High-profile cases of police abuse, in New York and across the US, in the last decade have put the spotlight on police conduct. Along with that conversation has come how to hold law enforcement accountable for their wrongful actions. Unfortunately, that is easier said than done for reasons that we will explore here.
The issue of police union contracts, which are written to favor the police and make accountability less transparent, is front and center in the discussion. Police, including in big cities like New York where they can generate lots of political power through their organization. Let’s get into why it’s so hard to prove police misconduct due to specific clauses in police union contracts.
Disqualified misconduct complaints
Police know the rules better than victims who suffer at the hands of the bad actors in the system. Accordingly, they know that if they can just run out the clock on a police misconduct investigation, the complaint will be dismissed. Similarly, misconduct complaints that are not immediately submitted are often thrown out.

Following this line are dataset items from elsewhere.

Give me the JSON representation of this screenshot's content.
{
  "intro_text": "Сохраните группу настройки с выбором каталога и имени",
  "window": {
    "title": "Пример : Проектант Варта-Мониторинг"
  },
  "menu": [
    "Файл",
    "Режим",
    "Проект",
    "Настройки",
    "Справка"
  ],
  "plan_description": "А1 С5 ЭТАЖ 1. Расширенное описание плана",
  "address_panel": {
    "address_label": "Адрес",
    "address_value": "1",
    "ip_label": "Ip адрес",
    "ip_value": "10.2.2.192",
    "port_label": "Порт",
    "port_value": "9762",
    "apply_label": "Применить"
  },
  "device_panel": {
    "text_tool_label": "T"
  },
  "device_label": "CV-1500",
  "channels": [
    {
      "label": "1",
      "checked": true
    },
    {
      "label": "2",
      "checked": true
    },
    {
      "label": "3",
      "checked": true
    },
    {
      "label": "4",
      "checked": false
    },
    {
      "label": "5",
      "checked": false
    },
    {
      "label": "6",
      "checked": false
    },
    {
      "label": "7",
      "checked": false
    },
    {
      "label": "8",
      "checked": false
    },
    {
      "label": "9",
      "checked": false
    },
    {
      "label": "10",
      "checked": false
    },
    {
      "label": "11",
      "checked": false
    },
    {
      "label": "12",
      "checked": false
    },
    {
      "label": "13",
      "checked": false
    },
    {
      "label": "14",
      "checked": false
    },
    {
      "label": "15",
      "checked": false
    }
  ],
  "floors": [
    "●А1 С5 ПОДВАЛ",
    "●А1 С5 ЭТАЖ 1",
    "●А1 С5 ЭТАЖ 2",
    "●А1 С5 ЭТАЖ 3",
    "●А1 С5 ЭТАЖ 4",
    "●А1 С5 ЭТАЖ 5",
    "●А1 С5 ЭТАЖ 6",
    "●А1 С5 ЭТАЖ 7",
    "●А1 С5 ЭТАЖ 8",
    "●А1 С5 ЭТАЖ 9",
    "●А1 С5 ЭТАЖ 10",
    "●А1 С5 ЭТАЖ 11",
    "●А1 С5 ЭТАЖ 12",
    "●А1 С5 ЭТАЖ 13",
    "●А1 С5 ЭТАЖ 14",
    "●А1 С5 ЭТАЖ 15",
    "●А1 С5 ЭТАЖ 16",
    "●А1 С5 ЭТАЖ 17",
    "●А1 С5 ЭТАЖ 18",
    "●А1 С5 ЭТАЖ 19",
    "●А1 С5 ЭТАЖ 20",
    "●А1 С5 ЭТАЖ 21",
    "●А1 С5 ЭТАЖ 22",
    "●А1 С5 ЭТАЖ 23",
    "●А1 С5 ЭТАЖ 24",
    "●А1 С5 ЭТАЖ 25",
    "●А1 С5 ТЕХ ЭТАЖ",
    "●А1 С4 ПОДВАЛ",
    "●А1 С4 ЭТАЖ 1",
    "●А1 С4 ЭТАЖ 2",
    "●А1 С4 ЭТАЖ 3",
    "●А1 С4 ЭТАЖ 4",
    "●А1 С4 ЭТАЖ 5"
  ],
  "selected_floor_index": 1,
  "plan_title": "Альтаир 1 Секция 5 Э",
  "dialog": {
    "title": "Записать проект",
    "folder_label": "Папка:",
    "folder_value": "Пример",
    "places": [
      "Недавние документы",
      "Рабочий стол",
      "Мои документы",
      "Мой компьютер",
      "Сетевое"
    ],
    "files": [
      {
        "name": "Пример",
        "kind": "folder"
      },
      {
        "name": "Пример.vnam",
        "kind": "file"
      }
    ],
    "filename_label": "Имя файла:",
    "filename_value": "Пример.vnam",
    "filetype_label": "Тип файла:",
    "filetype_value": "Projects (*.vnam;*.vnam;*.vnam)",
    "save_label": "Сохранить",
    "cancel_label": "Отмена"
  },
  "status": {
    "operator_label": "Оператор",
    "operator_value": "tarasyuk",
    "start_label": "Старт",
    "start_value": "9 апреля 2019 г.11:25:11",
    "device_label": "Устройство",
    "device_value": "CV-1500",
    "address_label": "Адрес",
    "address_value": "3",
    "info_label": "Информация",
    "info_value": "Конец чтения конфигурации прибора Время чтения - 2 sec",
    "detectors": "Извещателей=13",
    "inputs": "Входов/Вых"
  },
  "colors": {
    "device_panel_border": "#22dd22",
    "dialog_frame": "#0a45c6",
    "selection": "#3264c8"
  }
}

Protecting Officers From Immediate Interrogation
As any investigator knows, collecting evidence, including eyewitness testimony, as soon as possible after a possible crime is a key to getting to the truth and resolving the issue in a just manner.
However, police union contracts prevent officers involved in or suspected of misconduct from being subjected to immediate interrogation, often requiring many days before an event before they are eligible to be interviewed.
requiring the city to foot the bill for police misconduct
Many police union contracts require the city they work for to pay for any damages resulting from police misconduct. This creates a disincentive for the local government to prosecute police crimes.
Given the many forms of police misconduct, this creates a situation where lots of crimes go unpunished.
We must look at reforming police union contracts in order to truly foster a political and legal environment that holds police accountable for misconduct.